2002 novel by Julius Ocwinyo

Footprints of the Outsider is a novel by Ugandan author Julius Ocwinyo, published by Fountain Publishers in 2002.

==Plot==
Footprints of the Outsider is set in Teboke Village in the Apac district of Uganda. The only brick structure in the village is the ginnery at Teboke trading centre set up by two Indians, Hippos and Ramchand. It revolves around Abdul Olwit, whose mother, Alicinora is a prostitute. As he grows, Abdul suffers ridicule not only from his peers but from his mother. Despite odds being against him, he graduates from Makerere University with a bachelor's of arts degree in economics, and becomes a teacher.
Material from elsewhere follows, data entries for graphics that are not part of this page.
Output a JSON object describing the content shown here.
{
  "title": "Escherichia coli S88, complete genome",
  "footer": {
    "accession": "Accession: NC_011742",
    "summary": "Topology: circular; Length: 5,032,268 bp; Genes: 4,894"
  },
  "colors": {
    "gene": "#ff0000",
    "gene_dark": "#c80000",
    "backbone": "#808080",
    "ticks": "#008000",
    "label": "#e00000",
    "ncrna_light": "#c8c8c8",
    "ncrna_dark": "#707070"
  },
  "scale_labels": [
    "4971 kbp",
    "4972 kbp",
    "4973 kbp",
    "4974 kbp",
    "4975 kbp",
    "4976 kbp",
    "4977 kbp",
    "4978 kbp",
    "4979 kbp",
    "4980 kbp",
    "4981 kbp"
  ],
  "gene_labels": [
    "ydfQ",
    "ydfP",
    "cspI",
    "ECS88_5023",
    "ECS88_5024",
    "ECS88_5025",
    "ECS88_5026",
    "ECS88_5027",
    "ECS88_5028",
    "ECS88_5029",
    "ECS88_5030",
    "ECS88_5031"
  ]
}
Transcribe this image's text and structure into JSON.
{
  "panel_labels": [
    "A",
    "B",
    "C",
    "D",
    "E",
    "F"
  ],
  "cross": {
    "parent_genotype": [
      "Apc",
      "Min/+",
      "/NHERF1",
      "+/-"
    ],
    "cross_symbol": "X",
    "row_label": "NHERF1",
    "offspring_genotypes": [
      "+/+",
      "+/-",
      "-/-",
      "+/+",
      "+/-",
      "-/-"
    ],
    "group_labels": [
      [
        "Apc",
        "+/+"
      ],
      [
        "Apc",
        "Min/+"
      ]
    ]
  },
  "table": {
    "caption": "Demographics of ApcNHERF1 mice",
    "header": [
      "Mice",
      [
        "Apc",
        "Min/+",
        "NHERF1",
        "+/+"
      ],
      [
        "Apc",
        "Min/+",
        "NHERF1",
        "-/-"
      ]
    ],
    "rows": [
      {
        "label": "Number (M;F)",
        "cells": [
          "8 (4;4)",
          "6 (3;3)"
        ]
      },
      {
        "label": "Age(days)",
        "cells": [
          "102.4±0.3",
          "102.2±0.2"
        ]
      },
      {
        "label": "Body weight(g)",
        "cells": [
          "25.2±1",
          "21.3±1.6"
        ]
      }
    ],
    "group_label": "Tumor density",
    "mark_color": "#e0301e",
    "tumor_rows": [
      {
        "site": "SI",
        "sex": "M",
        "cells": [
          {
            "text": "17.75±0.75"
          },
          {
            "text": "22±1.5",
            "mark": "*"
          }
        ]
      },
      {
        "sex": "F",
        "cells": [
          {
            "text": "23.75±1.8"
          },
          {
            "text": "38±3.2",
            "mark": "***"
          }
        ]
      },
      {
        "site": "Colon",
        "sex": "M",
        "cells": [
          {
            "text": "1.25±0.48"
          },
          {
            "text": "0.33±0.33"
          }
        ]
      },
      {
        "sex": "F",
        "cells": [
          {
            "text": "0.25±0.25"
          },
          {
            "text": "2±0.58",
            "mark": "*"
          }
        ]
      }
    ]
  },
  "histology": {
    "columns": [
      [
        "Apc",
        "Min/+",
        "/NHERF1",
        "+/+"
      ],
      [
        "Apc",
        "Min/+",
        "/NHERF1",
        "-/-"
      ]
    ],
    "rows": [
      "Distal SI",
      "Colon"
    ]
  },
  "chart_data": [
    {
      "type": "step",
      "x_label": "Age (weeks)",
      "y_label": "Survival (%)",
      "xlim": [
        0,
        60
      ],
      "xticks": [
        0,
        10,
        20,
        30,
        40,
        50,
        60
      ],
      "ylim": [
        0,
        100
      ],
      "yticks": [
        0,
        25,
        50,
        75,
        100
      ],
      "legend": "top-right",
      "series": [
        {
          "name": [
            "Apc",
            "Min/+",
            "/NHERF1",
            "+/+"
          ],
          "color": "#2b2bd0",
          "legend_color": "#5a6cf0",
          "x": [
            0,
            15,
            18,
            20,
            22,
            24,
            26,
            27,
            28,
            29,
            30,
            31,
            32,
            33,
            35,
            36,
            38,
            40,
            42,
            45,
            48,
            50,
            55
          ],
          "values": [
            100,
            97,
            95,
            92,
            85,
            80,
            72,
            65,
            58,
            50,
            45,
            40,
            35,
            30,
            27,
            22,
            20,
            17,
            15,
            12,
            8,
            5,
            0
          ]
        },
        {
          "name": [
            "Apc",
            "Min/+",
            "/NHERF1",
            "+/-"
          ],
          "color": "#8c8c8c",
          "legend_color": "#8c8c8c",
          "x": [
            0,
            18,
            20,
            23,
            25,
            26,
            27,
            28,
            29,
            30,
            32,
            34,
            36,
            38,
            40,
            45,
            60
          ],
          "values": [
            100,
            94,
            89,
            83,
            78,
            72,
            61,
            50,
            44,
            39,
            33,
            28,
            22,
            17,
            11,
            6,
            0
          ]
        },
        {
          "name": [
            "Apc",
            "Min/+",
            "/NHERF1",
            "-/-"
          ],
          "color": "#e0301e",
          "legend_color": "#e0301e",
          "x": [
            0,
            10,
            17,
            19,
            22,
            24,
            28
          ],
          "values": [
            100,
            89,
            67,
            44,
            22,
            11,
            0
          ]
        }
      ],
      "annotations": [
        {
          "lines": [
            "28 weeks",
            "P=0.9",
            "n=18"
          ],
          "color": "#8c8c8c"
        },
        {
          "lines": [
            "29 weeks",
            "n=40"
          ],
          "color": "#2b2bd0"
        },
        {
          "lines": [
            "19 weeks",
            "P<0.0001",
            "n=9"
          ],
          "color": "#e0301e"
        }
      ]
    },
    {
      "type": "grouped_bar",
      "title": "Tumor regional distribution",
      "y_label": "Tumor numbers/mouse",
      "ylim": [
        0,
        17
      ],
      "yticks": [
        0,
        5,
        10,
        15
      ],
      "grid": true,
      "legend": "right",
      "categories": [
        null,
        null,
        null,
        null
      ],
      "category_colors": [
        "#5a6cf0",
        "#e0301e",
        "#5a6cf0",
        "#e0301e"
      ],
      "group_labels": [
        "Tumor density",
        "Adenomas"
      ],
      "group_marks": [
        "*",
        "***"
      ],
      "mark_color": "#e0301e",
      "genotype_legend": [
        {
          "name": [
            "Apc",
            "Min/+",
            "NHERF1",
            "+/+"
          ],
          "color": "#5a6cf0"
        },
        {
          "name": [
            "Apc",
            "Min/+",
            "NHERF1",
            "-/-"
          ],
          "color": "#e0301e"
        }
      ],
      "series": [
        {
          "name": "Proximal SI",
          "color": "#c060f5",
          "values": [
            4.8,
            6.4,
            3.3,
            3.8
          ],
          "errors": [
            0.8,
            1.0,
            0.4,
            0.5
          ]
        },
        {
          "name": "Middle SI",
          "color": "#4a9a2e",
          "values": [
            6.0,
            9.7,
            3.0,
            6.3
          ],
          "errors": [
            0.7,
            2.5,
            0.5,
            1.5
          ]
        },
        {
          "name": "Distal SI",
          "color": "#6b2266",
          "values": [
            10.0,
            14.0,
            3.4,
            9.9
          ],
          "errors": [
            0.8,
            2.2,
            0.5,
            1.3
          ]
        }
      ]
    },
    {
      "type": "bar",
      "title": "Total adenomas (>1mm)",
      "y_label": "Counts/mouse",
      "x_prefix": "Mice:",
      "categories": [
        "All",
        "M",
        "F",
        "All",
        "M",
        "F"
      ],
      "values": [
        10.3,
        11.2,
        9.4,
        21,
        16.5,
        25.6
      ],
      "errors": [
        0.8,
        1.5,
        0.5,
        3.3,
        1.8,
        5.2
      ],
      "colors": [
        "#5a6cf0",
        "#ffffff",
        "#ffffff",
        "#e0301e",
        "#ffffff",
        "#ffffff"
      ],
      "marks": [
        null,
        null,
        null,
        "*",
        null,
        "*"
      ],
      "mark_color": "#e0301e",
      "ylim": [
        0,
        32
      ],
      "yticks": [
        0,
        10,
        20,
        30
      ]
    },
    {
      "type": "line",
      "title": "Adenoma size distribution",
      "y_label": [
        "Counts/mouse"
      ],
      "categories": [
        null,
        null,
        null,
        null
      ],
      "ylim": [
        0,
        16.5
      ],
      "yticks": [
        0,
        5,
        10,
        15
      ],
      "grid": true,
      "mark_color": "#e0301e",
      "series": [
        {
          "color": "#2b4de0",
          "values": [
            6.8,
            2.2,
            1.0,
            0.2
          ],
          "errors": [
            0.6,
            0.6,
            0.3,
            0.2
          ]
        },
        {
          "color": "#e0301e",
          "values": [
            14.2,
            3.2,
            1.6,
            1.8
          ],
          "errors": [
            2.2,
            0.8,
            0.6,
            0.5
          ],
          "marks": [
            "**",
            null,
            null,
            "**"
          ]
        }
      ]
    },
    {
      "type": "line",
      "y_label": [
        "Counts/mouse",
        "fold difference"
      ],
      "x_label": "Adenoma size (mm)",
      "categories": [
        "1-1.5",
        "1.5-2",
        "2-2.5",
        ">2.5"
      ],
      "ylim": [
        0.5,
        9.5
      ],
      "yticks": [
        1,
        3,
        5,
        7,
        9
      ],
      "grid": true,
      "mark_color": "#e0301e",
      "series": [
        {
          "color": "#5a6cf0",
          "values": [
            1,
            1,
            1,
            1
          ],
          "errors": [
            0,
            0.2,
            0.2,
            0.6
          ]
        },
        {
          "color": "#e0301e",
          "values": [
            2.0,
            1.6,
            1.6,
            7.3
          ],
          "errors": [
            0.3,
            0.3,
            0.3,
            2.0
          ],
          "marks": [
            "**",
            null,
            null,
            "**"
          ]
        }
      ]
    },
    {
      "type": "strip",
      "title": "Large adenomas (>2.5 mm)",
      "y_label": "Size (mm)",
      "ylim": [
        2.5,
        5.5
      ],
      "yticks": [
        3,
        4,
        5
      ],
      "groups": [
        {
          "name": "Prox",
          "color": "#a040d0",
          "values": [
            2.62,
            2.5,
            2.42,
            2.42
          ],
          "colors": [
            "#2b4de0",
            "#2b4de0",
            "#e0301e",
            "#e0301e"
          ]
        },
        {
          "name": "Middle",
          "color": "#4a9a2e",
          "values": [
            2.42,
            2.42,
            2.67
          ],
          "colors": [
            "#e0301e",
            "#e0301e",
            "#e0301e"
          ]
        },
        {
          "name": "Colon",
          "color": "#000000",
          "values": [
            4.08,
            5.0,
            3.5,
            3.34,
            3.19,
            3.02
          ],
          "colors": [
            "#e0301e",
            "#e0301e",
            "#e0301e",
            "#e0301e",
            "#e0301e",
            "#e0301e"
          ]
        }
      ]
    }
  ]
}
Abdul, seeking to work in government, goes to Adoli Awal, the Teboke Member of Parliament, for help. But because Adwong, Abdul's uncle is Adoli's political enemy, the latter refuses. Abdul is later arrested when Adoli thinks he is eyeing his parliamentary seat. Abdul is released and contests for the parliamentary seat. The clashes that break out on one of the campaign rallies leave some people hurt and others dead. The book seeks to find the candidate who will become Teboke's next MP.

==Reception==
The book received four stars from The Independent.

==Awards==
The novel won the Kinyara Award for best adult fiction (sponsored by the British Council) in 2004, and was reviewed by AllAfrica.com.